All of this jumping about of the eyes slows down our reading. To improve things, you should make a conscious effort to do the following:

  • Try to focus on groups of words, rather than single words at a time
  • Force yourself to keep moving forward through the text, avoiding back-skipping and regression; it is not necessary to understand every single word in a document in order to understand the key messages
  • As you get better at focusing on groups of words, just concentrate on the middle of lines of text – with enough practice, this will allow you to read a page of text by moving your eyes smoothly down the centre of the page without any lateral movement
  • With more practice, you will find that you can read complete sentences or even whole paragraphs with a single fixation.

It is worth remembering that the majority of words in any piece of writing are fillers and that the meaning of the piece can be extracted from just the key words.

Guides

There is still debate among experts as to whether the use of guides (fingers, pointers, and so on) is beneficial or not in improving reading speed. Some argue that the guide will limit your speed, but for most people starting out to improve their reading speed, a guide can help to force the pace.

It is important that the guide is placed above the line being read so that it does not obscure lines yet to be read – your peripheral vision will be picking up a lot of the words to come.

Subvocalisation

When we are taught to read, we are taught to read out loud. (How else can the teacher or parent know that we are reading correctly!) Once we are confident at reading we are told ‘Now read silently.’ The natural thing to do is to turn down the volume, but our mouths continue to move. Since our mouths move much slower than our eyes this subvocalisation, as it is called, limits our reading speed. Again, the answer is to make a conscious effort to keep your mouth and tongue still while reading, and not to mutter the words under your breath.

Skimming

Skimming refers to reading a piece of text very rapidly in order to get an overview. It is an important technique when reading a sizeable text – books and newspapers, for example. When skimming, you are not trying to read or absorb everything, but picking up the key ideas through headings, diagrams, highlighted words and so on.

Scanning

Scanning is used when you are looking for a specific piece of information in a piece of text. For example, you would use scanning to look up someone in a telephone directory, or to check a spelling in a dictionary. If you are actively reading, looking for answers to questions, this is an important technique.
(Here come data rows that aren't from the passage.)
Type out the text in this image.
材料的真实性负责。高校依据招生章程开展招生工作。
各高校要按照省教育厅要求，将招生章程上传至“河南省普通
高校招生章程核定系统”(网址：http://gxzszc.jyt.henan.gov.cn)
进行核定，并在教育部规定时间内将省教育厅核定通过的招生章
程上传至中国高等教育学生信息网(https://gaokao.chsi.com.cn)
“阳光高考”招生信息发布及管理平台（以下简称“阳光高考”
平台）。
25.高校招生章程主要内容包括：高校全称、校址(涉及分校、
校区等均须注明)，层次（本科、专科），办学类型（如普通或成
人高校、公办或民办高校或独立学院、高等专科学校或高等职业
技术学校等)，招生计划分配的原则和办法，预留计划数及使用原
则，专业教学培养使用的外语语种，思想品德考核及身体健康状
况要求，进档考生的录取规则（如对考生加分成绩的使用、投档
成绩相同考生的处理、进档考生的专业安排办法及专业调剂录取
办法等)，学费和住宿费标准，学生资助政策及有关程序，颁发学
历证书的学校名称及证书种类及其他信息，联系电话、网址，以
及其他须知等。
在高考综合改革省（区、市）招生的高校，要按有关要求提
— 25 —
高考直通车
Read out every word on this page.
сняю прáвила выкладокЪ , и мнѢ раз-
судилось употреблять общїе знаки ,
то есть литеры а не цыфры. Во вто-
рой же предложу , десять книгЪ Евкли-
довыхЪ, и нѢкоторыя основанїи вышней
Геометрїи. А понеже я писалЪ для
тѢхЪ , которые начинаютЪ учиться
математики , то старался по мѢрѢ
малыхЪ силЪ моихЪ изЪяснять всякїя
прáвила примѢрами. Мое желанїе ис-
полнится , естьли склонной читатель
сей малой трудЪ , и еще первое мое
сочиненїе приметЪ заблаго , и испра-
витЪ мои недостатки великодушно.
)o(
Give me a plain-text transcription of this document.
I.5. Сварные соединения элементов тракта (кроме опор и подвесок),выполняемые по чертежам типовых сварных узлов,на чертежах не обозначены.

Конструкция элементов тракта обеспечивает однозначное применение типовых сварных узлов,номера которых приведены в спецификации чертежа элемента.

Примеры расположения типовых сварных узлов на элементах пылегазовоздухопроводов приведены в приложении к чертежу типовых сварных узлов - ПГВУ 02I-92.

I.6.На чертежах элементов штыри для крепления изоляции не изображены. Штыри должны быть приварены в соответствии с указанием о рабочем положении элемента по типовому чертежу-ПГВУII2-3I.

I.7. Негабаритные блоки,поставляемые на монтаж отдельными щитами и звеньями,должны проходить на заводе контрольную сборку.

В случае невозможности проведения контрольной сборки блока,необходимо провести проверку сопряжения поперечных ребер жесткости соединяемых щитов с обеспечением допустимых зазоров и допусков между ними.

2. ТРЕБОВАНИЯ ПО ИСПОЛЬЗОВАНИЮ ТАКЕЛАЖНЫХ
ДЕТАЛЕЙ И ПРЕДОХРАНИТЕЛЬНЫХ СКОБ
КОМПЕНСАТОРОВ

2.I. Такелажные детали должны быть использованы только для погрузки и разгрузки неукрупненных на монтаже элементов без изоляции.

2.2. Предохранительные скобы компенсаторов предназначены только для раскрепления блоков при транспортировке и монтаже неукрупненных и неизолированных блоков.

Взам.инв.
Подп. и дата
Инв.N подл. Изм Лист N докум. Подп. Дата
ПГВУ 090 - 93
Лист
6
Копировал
In order to scan effectively, you need to have something specific that you are looking for. It might be a single word, a phrase, perhaps an idea, or even a particular type of information, such as a date or a proper name. Concentrate on looking for that one thing as your eyes pass very rapidly over the material. Thanks to the power of your brain, because you are focusing on looking for the word or phrase, it will seem to leap out at you as your eyes reach it.